There is limited translation from animal models to human illnesses with chronic pain and this should also go forward. The search for the “holy grail”, the key to transitioning from acute to chronic pain is another focus. A recent article from the IMMPACT group [17] addresses this issue. The IMMPACT consortium focusses on the interaction of brain imaging, QST and skin biopsies in neuropathic pain and they “assume that the bulk of the risk for chronic pain is based on brain properties”. Where do plasma, cerebrospinal fluid and other tissue sources documenting inflammatory biomarkers fit in this picture? Is neuro-inflammation, another exploding area of research, the key? Why does IMMPACT focus on brain function, skin biopsies, peripheral QST, stress indicators and lifestyle where these areas are usually not parameters considered in the inflammatory biomarker studies? Could it be that the production of inflammatory biomarkers is part of a top down phenomenon where brain changes are primary and the effects (biomarkers of inflammation) are seen in the periphery? Is the presence of inflammatory biomarkers a secondary process just reflecting the central changes in brain function and not the driver of chronic pain as implied in most studies?

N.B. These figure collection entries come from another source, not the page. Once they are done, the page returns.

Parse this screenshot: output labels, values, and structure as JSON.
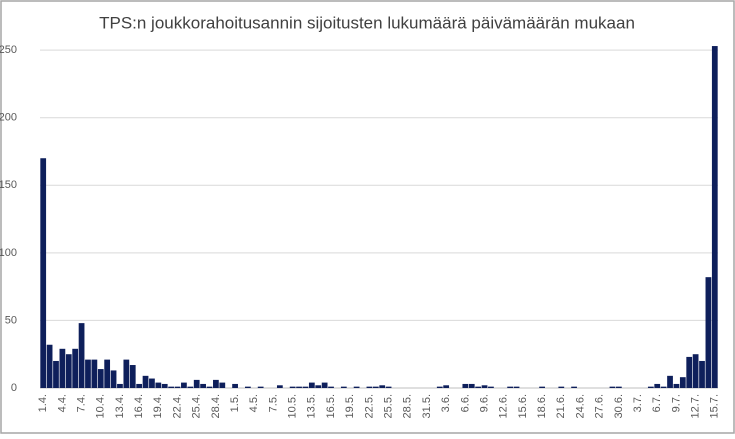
{
  "chart_data": {
    "type": "bar",
    "title": "TPS:n joukkorahoitusannin sijoitusten lukumäärä päivämäärän mukaan",
    "categories": [
      "1.4.",
      null,
      null,
      "4.4.",
      null,
      null,
      "7.4.",
      null,
      null,
      "10.4.",
      null,
      null,
      "13.4.",
      null,
      null,
      "16.4.",
      null,
      null,
      "19.4.",
      null,
      null,
      "22.4.",
      null,
      null,
      "25.4.",
      null,
      null,
      "28.4.",
      null,
      null,
      "1.5.",
      null,
      null,
      "4.5.",
      null,
      null,
      "7.5.",
      null,
      null,
      "10.5.",
      null,
      null,
      "13.5.",
      null,
      null,
      "16.5.",
      null,
      null,
      "19.5.",
      null,
      null,
      "22.5.",
      null,
      null,
      "25.5.",
      null,
      null,
      "28.5.",
      null,
      null,
      "31.5.",
      null,
      null,
      "3.6.",
      null,
      null,
      "6.6.",
      null,
      null,
      "9.6.",
      null,
      null,
      "12.6.",
      null,
      null,
      "15.6.",
      null,
      null,
      "18.6.",
      null,
      null,
      "21.6.",
      null,
      null,
      "24.6.",
      null,
      null,
      "27.6.",
      null,
      null,
      "30.6.",
      null,
      null,
      "3.7.",
      null,
      null,
      "6.7.",
      null,
      null,
      "9.7.",
      null,
      null,
      "12.7.",
      null,
      null,
      "15.7."
    ],
    "values": [
      170,
      32,
      20,
      29,
      25,
      29,
      48,
      21,
      21,
      14,
      21,
      13,
      3,
      21,
      17,
      3,
      9,
      7,
      4,
      3,
      1,
      1,
      4,
      1,
      6,
      3,
      1,
      6,
      4,
      0,
      3,
      0,
      1,
      0,
      1,
      0,
      0,
      2,
      0,
      1,
      1,
      1,
      4,
      2,
      4,
      1,
      0,
      1,
      0,
      1,
      0,
      1,
      1,
      2,
      1,
      0,
      0,
      0,
      0,
      0,
      0,
      0,
      1,
      2,
      0,
      0,
      3,
      3,
      1,
      2,
      1,
      0,
      0,
      1,
      1,
      0,
      0,
      0,
      1,
      0,
      0,
      1,
      0,
      1,
      0,
      0,
      0,
      0,
      0,
      1,
      1,
      0,
      0,
      0,
      0,
      1,
      3,
      1,
      9,
      3,
      8,
      23,
      25,
      20,
      82,
      253
    ],
    "color": "#0e1f5b",
    "ylim": [
      0,
      256
    ],
    "yticks": [
      0,
      50,
      100,
      150,
      200,
      250
    ],
    "grid": true
  }
}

Another point lost in many of the chronic pain studies addressing the association of inflammatory biomarkers with chronic pain, exemplified by the Wang et al. study, is the focus on a single pain diagnosis, in this case FM. As can be seen from the data included in the Hysing et al. study, these complicated patients often have more than one diagnosis, not just low back pain, headache, FM, etc. The psychiatric comorbidities were frequent in both studies commented on here. It is clear that stress, depression and anxiety are also associated with elevation of inflammatory biomarkers. To disentangle these associations and then focus on cause and effect as suggested by the IMMPACT group is a daunting challenge.

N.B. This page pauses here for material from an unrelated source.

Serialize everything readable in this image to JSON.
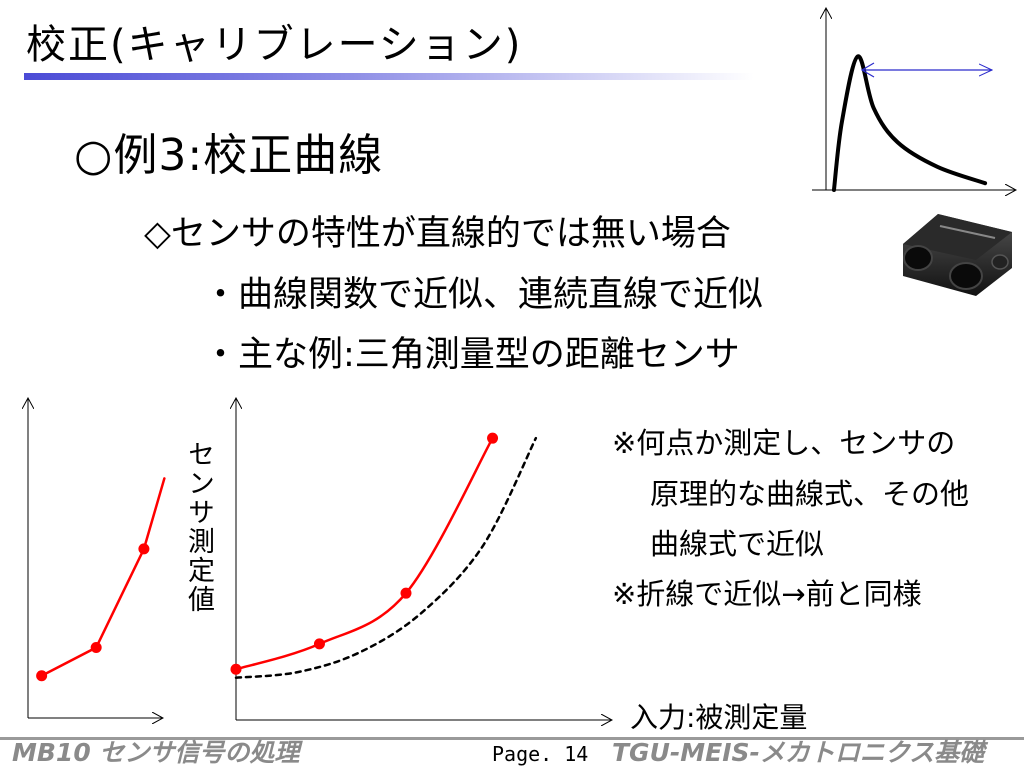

A final question which all of the aforementioned studies brings up is “what are we looking at”? The focus is on “inflammation” but the classical signs of inflammation other than pain (tumor, calor, rubor) are wanting. Standard measures of sedimentation rates and C-reactive protein levels used to assess systemic inflammation clinically are normal [2]. The exception may be in the significant group of patients with rheumatologic disease where the presence of biomarkers for inflammation may be due to the rheumatic comorbidity, not FM [4]. Perhaps this is not inflammation at all but these biomarkers are associated with both inflammation and chronic pain, restricted activity and psychiatric disorders where evidence for inflammation in the classical sense is lacking. The converse may be that we need a new definition for inflammation that would include subjects with FM, stress, depression and other functional diagnoses where biomarkers for “inflammation” are present.

3 Conclusion

There is a strong need for collaboration between all these research areas to put the whole picture in perspective. Gerdle et al. and Hysing et al. provide information that expands our thoughts about chronic pain but these and similar studies are only beginning to chip away at a very large and polymorphic block of stone that holds many secrets to both acute and chronic pain.